Mr. Kazuo Ijiri, a columnist focuses on the following three aspects observed in the last one month after occurrence of a triple disaster under the title of "A Triple Disaster and Post-War Regime".
1. Speechless Democratic Party of Japan
2. Japan now in a major transition
3. End of post war regime
Since March 11 when a triple disaster hit Japan, I have paid my full attention to every statement made by Prime Minister Kan and his cabinet members in newspapers, on TV, etc. , trying to identify and specify messages and visions they were conveying to the Japanese nationals.
However, I would have to regretfully say that none of them have ever expressed any words which I think would have encouraged the Japanese nationals to deal with the national crisis. This simply means that Democratic Party of Japan has been suffering "aphasia". In other words, the Japanese nationals have not heard any political language they all desire to hear from the current cabinet.

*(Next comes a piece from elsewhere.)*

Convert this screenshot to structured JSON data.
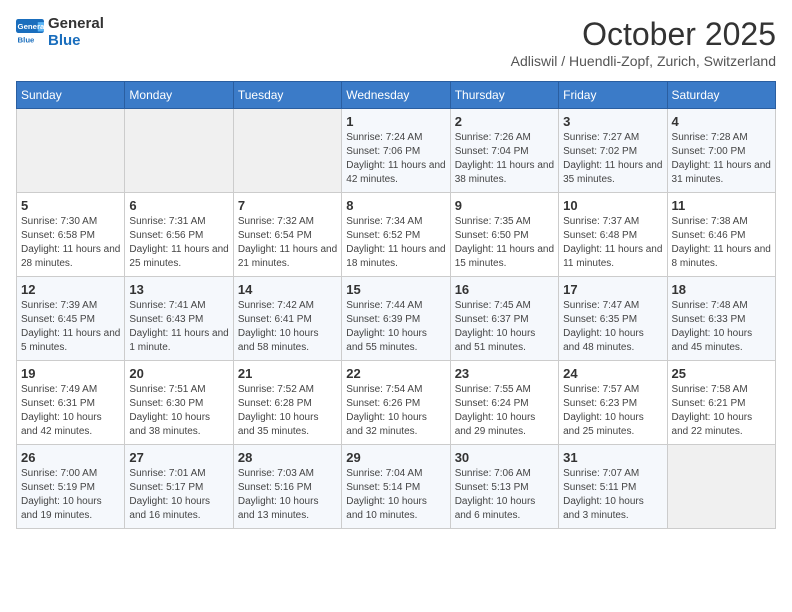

To be more specific, I should say that a process we are going through now is a major transition into new regime as the post-war regime that has lasted more than 64 years is collapsing or ending at this moment. Then, one would wonder what has been characterized as "Post-War Regime" in Japan. It woudl be defined as post-war individualism, demands to and protests against the Government as seen in the civil activities within various frameworks such as Japan-U.S. Security Pact, Cold War, etc. in which a majority of the Japanese nationals have in a sense enjoyed so-called democracy after the Pacific War. This political orientation peculiar to those more or less inclining toward what Democratic Party of Japan represents has lost its luster and attractiveness, thereby having the members of the Ruling Party "Democratic Party of Japan" become speechless when faced with the unprecedented disaster.
Carefully reading facial expressions and speeches of PM Kan and his cabinet members, I really believe that Japan's post-war regime has been collapsing, sounding like a loud explosion. However, we have not yet seen any sense of a new 國體Kokutai, literally national body/structure or national polity or a new regime that defines the character of Japan. We are now in transition to discover a new political language but somehow stranded on the way to its discovery.
It is a time for us to review 64 years long post-war regime and to define 國體Kokutai that should serve as a basis for building a new nation, out of which a new political language will be born. From this perspective, I am now deepening my thoughts of politicians and their languages, and of politicians and their visions.